Sheetz builds $1.75M interstate truck fuel stop

Staff photo / Allie Vugrincic An employee from Miller-Yount Paving Inc. moves dirt while working at the construction site for the new diesel fueling stations at the Sheetz on North Canfield Niles Road in Austintown.

AUSTINTOWN — Highway stops where tractor-trailers can fuel up and spend the night after hours on the road are fairly common along exits on Interstate 80.

For Sheetz, however, the type of truck stop being built in Austintown not only is new to the township, it’s a new type of project for the company in Ohio.

Nick Ruffner, Sheetz public relations manager, said he could not disclose the project’s cost.

But township zoning director Darren Crivelli and the Mahoning County Auditor’s Office show the investment to be $1.75 million. That involves $900,000 for the construction permit, $100,000 for an additional high-rise sign, and the developer purchased the property for $750,000, auditor records show.

The property was purchased by Sabatine BK Development LLC on Aug. 22, 2020, according to auditor’s records.

The store, located at 1101 N. Canfield Niles Road (state Route 46), is adding five new lanes of high-flow diesel fuel behind the standing store. The project will bring the new pumps, a truck scale and parking. Ruffner said the tentative opening date will be toward the end of June.


“Our Austintown store is conveniently located directly off of Interstate 80, a major intercontinental corridor in the U.S. with high daily truck traffic. Sheetz added 10 diesel fueling stations to this store location to better serve the needs of these customers,” Ruffner said in an email.

An employee of Miller-Yount Paving Inc., the Cortland-based company chosen to help construct the site, said the addition of these pumps marks the second such project in Ohio. A Sheetz employee said the other such operation, near Columbus, is bigger.

Crivelli said the addition of the pumps in Austintown makes sense because of how busy the interchange is.

“I’ve been told it’s the busiest interchange between New York and Chicago,” Crivelli said.

The future of these stations in and around the Mahoning Valley will be determined by business volume. Ruffner said the company will add diesel fueling stations at locations with an abundance of average daily truck traffic.

“At this time, it is too early in the process to determine if more of these fueling stations will be added to our locations in the Mahoning Valley area,” Ruffner said.

He added the same goes for across Ohio.


Crivelli explained the new site is close to residential housing on Lou Ida Boulevard.

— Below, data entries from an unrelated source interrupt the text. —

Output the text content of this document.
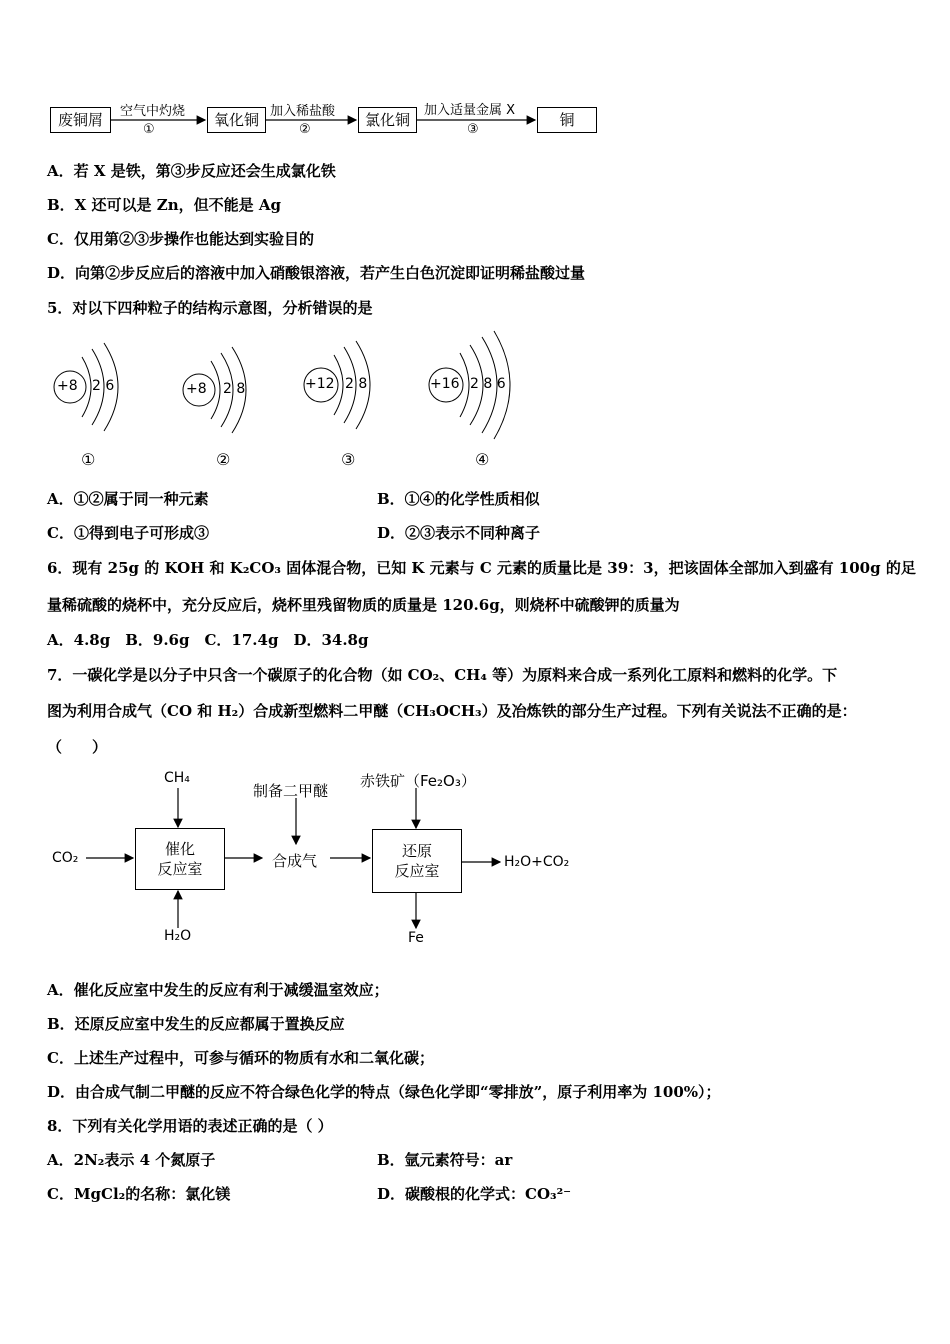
废铜屑	氧化铜	氯化铜	铜
空气中灼烧
①
加入稀盐酸
②
加入适量金属 X
③
A．若 X 是铁，第③步反应还会生成氯化铁
B．X 还可以是 Zn，但不能是 Ag
C．仅用第②③步操作也能达到实验目的
D．向第②步反应后的溶液中加入硝酸银溶液，若产生白色沉淀即证明稀盐酸过量
5．对以下四种粒子的结构示意图，分析错误的是
+8 2 6	+8 2 8	+12 2 8	+16 2 8 6
①	②	③	④
A．①②属于同一种元素	B．①④的化学性质相似
C．①得到电子可形成③	D．②③表示不同种离子
6．现有 25g 的 KOH 和 K₂CO₃ 固体混合物，已知 K 元素与 C 元素的质量比是 39：3，把该固体全部加入到盛有 100g 的足
量稀硫酸的烧杯中，充分反应后，烧杯里残留物质的质量是 120.6g，则烧杯中硫酸钾的质量为
A．4.8g　B．9.6g　C．17.4g　D．34.8g
7．一碳化学是以分子中只含一个碳原子的化合物（如 CO₂、CH₄ 等）为原料来合成一系列化工原料和燃料的化学。下
图为利用合成气（CO 和 H₂）合成新型燃料二甲醚（CH₃OCH₃）及冶炼铁的部分生产过程。下列有关说法不正确的是：
（　　）
催化
反应室
还原
反应室
CH₄
CO₂
H₂O
合成气
制备二甲醚
赤铁矿（Fe₂O₃）
H₂O+CO₂
Fe
A．催化反应室中发生的反应有利于减缓温室效应；
B．还原反应室中发生的反应都属于置换反应
C．上述生产过程中，可参与循环的物质有水和二氧化碳；
D．由合成气制二甲醚的反应不符合绿色化学的特点（绿色化学即“零排放”，原子利用率为 100%）；
8．下列有关化学用语的表述正确的是（ ）
A．2N₂表示 4 个氮原子	B．氩元素符号：ar
C．MgCl₂的名称：氯化镁	D．碳酸根的化学式：CO₃²⁻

When the project was announced, those residents expressed discontent.

To ease their concerns, Crivelli said the township is requiring Sheetz to put in pine trees to act as a sound barrier between the station and the houses.

“It will provide a sound barrier for the residents. They’re unhappy, but myself, township Administrator Mike Dockry and Trustee Ken Carano had a meeting with them,” Crivelli said.

“They said they didn’t want this type of project in their backyard, and I think they have concerns about the trucks possibly idling all night,” Crivelli said. “I sympathize with them and understand their concerns.”

He added the residents have asked the township to write a letter to Sheetz, relaying their worries to the company about overnight parking, among other things.

The company, however, has demolished two dilapidated buildings that would have been on the township’s radar for demolition.

“They did a nice job with the site,” Crivelli said.

“Our hope is through the additions of these fueling stations, Sheetz can better serve the needs of a variety of customers,” Ruffner said.